In the interests of clarity, charging processes of an EV with MC and V2G are shown and compared with the BL in Figure 3.
In Figure 3, three different EV charging strategies are observable for the same charging process. The upper graphic shows the available capacity (blue painted area), the upper (green) and lower (red) capacity bounds as already shown in Figure 1. The lower graphic in Figure 3 shows a synthetic time-series of DA spot market prices. Furthermore, the state of charge of an EV applying three different charging strategies are shown: BL in orange, MC in blue and V2G in black. As illustrated in Figure 3, when the BL strategy is applied, the EV is charged as soon as it is connected to the charging infrastructure without taking into account the DA spot market prices (purple). When the MC strategy is applied, the EV is charged when the electricity prices at the DA spot market are low in order to minimize the overall costs, despite the standby losses.
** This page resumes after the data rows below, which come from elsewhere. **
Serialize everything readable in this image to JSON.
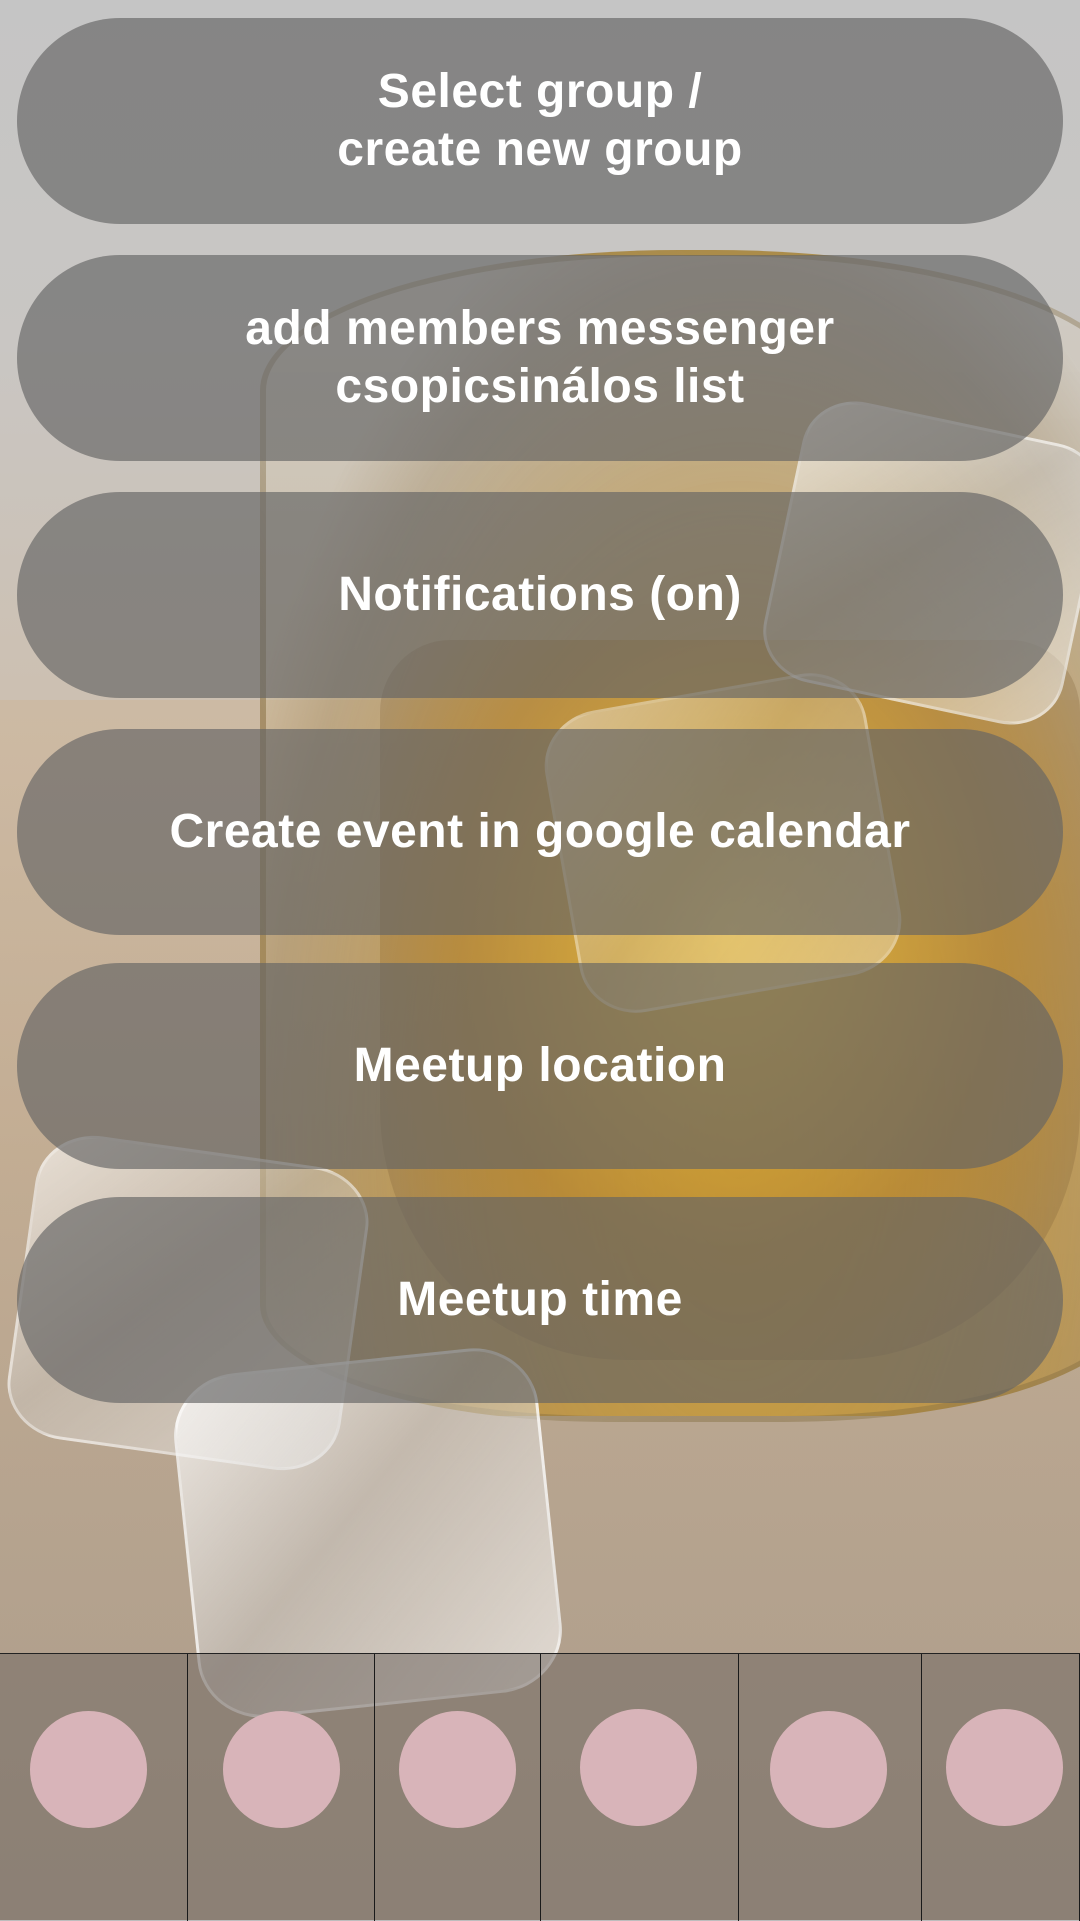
{
  "menu": {
    "items": [
      {
        "label_line1": "Select group /",
        "label_line2": "create new group"
      },
      {
        "label_line1": "add members messenger",
        "label_line2": "csopicsinálos list"
      },
      {
        "label_line1": "Notifications (on)",
        "label_line2": ""
      },
      {
        "label_line1": "Create event in google calendar",
        "label_line2": ""
      },
      {
        "label_line1": "Meetup location",
        "label_line2": ""
      },
      {
        "label_line1": "Meetup time",
        "label_line2": ""
      }
    ],
    "button_color": "#646464",
    "text_color": "#ffffff"
  },
  "bottom_bar": {
    "buttons": [
      {
        "name": "circle-button-1"
      },
      {
        "name": "circle-button-2"
      },
      {
        "name": "circle-button-3"
      },
      {
        "name": "circle-button-4"
      },
      {
        "name": "circle-button-5"
      },
      {
        "name": "circle-button-6"
      }
    ],
    "circle_color": "#d8b4b9"
  }
}
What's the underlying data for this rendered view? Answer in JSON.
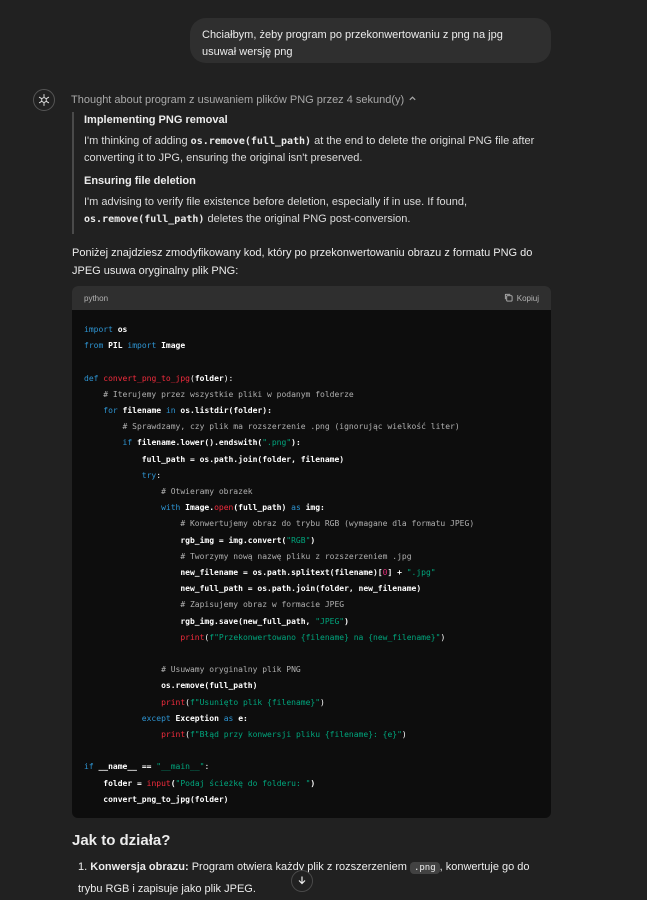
{
  "user_message": "Chciałbym, żeby program po przekonwertowaniu z png na jpg usuwał wersję png",
  "thought": {
    "header": "Thought about program z usuwaniem plików PNG przez 4 sekund(y)",
    "sections": [
      {
        "title": "Implementing PNG removal",
        "text_before": "I'm thinking of adding ",
        "code": "os.remove(full_path)",
        "text_after": " at the end to delete the original PNG file after converting it to JPG, ensuring the original isn't preserved."
      },
      {
        "title": "Ensuring file deletion",
        "text_before": "I'm advising to verify file existence before deletion, especially if in use. If found, ",
        "code": "os.remove(full_path)",
        "text_after": " deletes the original PNG post-conversion."
      }
    ]
  },
  "intro": "Poniżej znajdziesz zmodyfikowany kod, który po przekonwertowaniu obrazu z formatu PNG do JPEG usuwa oryginalny plik PNG:",
  "code_block": {
    "language": "python",
    "copy_label": "Kopiuj"
  },
  "how_it_works": {
    "title": "Jak to działa?",
    "item_number": "1.",
    "item_title": "Konwersja obrazu:",
    "item_text_before": " Program otwiera każdy plik z rozszerzeniem ",
    "item_code": ".png",
    "item_text_after": ", konwertuje go do trybu RGB i zapisuje jako plik JPEG."
  },
  "icons": {
    "assistant": "openai-logo-icon",
    "chevron": "chevron-up-icon",
    "copy": "copy-icon",
    "scroll_down": "arrow-down-icon"
  }
}
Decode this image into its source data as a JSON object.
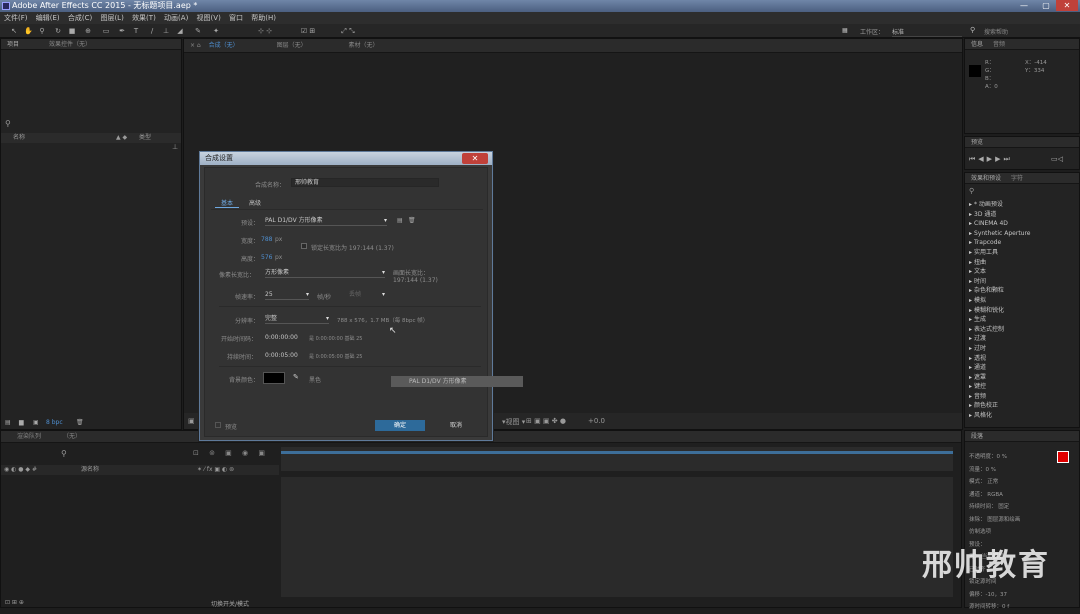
{
  "titlebar": {
    "title": "Adobe After Effects CC 2015 - 无标题项目.aep *",
    "min": "—",
    "max": "▢",
    "close": "✕"
  },
  "menu": [
    "文件(F)",
    "编辑(E)",
    "合成(C)",
    "图层(L)",
    "效果(T)",
    "动画(A)",
    "视图(V)",
    "窗口",
    "帮助(H)"
  ],
  "toolbar": {
    "workspace_label": "工作区：",
    "workspace_value": "标准",
    "search_placeholder": "搜索帮助"
  },
  "left_panel": {
    "tab_project": "项目",
    "tab_effects": "效果控件（无）",
    "col_name": "名称",
    "col_type": "类型",
    "bpc": "8 bpc"
  },
  "comp_viewer": {
    "tab_comp": "合成（无）",
    "tab_layer": "图层（无）",
    "tab_footage": "素材（无）",
    "zoom": "+0.0"
  },
  "info_panel": {
    "tab_info": "信息",
    "tab_audio": "音频",
    "r": "R：",
    "g": "G：",
    "b": "B：",
    "a": "A：0",
    "x": "X：-414",
    "y": "Y：334"
  },
  "preview_panel": {
    "tab": "预览"
  },
  "effects_panel": {
    "tab_effects": "效果和预设",
    "tab_char": "字符",
    "items": [
      "* 动画预设",
      "3D 通道",
      "CINEMA 4D",
      "Synthetic Aperture",
      "Trapcode",
      "实用工具",
      "扭曲",
      "文本",
      "时间",
      "杂色和颗粒",
      "模拟",
      "模糊和锐化",
      "生成",
      "表达式控制",
      "过渡",
      "过时",
      "透视",
      "通道",
      "遮罩",
      "键控",
      "音频",
      "颜色校正",
      "风格化"
    ]
  },
  "paragraph_panel": {
    "tab": "段落",
    "opacity": "不透明度：0 %",
    "flow": "流量：0 %",
    "mode_label": "模式：",
    "mode_value": "正常",
    "channel_label": "通道：",
    "channel_value": "RGBA",
    "duration_label": "持续时间：",
    "duration_value": "固定",
    "erase_label": "抹除：",
    "erase_value": "图层源和绘画",
    "brush_tip": "仿制选项",
    "preset_label": "预设：",
    "source_label": "源：",
    "source_value": "当前图层",
    "aligned": "已对齐",
    "lock_source": "锁定源时间",
    "offset": "偏移：-10，37",
    "source_time": "源时间转移：0 f"
  },
  "timeline": {
    "tab": "渲染队列",
    "tab_none": "（无）",
    "col_layer": "源名称",
    "switch_mode": "切换开关/模式"
  },
  "dialog": {
    "title": "合成设置",
    "close": "✕",
    "name_label": "合成名称：",
    "name_value": "邢帅教育",
    "tab_basic": "基本",
    "tab_advanced": "高级",
    "preset_label": "预设：",
    "preset_value": "PAL D1/DV 方形像素",
    "width_label": "宽度：",
    "width_value": "788",
    "width_unit": "px",
    "height_label": "高度：",
    "height_value": "576",
    "height_unit": "px",
    "lock_aspect": "锁定长宽比为 197:144 (1.37)",
    "pixel_aspect_label": "像素长宽比：",
    "pixel_aspect_value": "方形像素",
    "frame_aspect_label": "画面长宽比：",
    "frame_aspect_value": "197:144 (1.37)",
    "fps_label": "帧速率：",
    "fps_value": "25",
    "fps_unit": "帧/秒",
    "drop_frame": "丢帧",
    "resolution_label": "分辨率：",
    "resolution_value": "完整",
    "resolution_info": "788 x 576，1.7 MB（每 8bpc 帧）",
    "start_tc_label": "开始时间码：",
    "start_tc_value": "0:00:00:00",
    "start_tc_info": "是 0:00:00:00  基础 25",
    "duration_label": "持续时间：",
    "duration_value": "0:00:05:00",
    "duration_info": "是 0:00:05:00  基础 25",
    "bg_color_label": "背景颜色：",
    "bg_color_name": "黑色",
    "preview": "预览",
    "ok": "确定",
    "cancel": "取消",
    "tooltip": "PAL D1/DV 方形像素"
  },
  "watermark": "邢帅教育",
  "colors": {
    "accent": "#2d6a9a",
    "swatch_red": "#e00000"
  }
}
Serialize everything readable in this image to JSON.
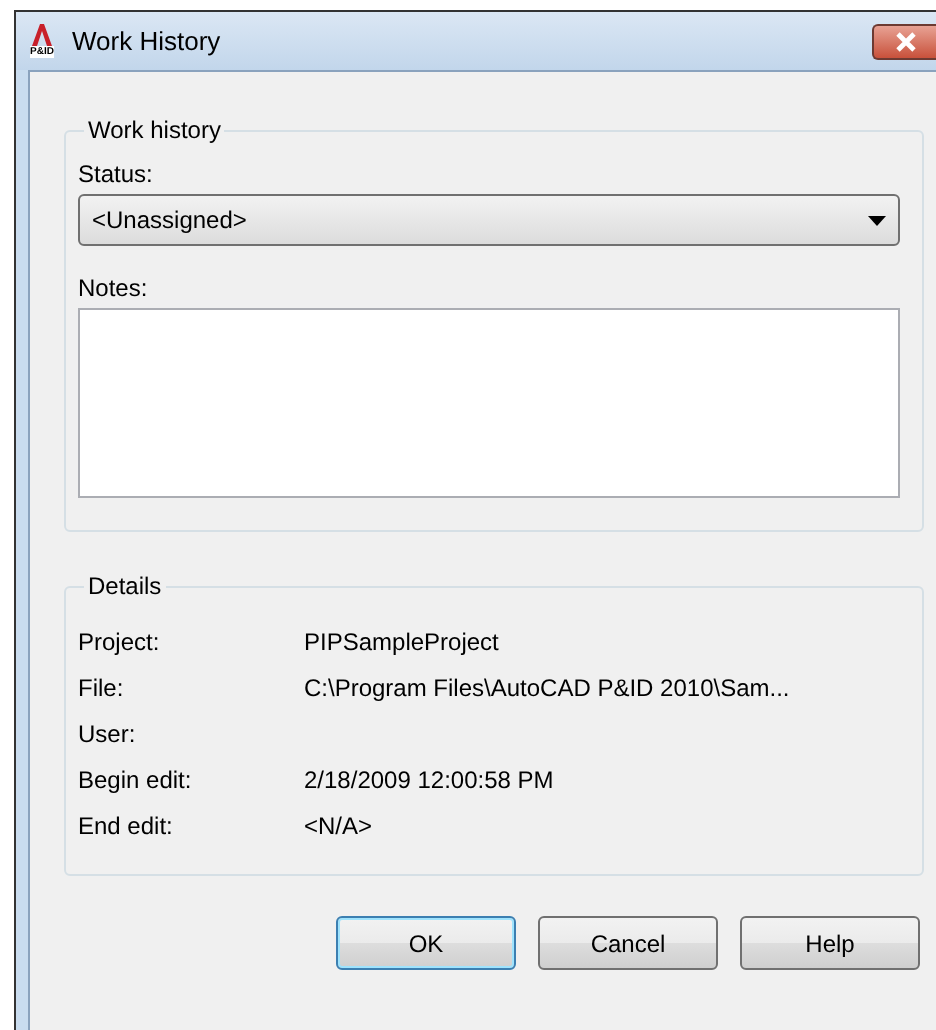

The V2G strategy enables the reinjection of electricity into the power grid. As shown in Figure 3, in fact, the electricity is bought at times when prices at the DA spot market are low and then resold when the prices are high in order to minimize the overall costs. Furthermore, charging processes of an EV with coordinated MC and coordinated V2G are shown and compared with the BL in Figure 4.
Figure 4 shows the state of charge of the EVs and the SBSs during a charging process by coordinated MC and coordinated V2G. As in Figure 3, the upper graphic shows the available capacity (blue painted area), the upper (green) and lower (red) capacity bounds. Moreover, the state of charge of the EV and the SBS by CMC (blue) and CV2G (black) are illustrated. In these cases, electricity is bought before the charging process begins at a low price. The electricity bought at a low price at the DA spot market can be stored in the SBS and further sold at a high price or used to recharge the EV. The coordination between EVs and SBSs allows the system to use more price signals in order to further reduce the overall costs.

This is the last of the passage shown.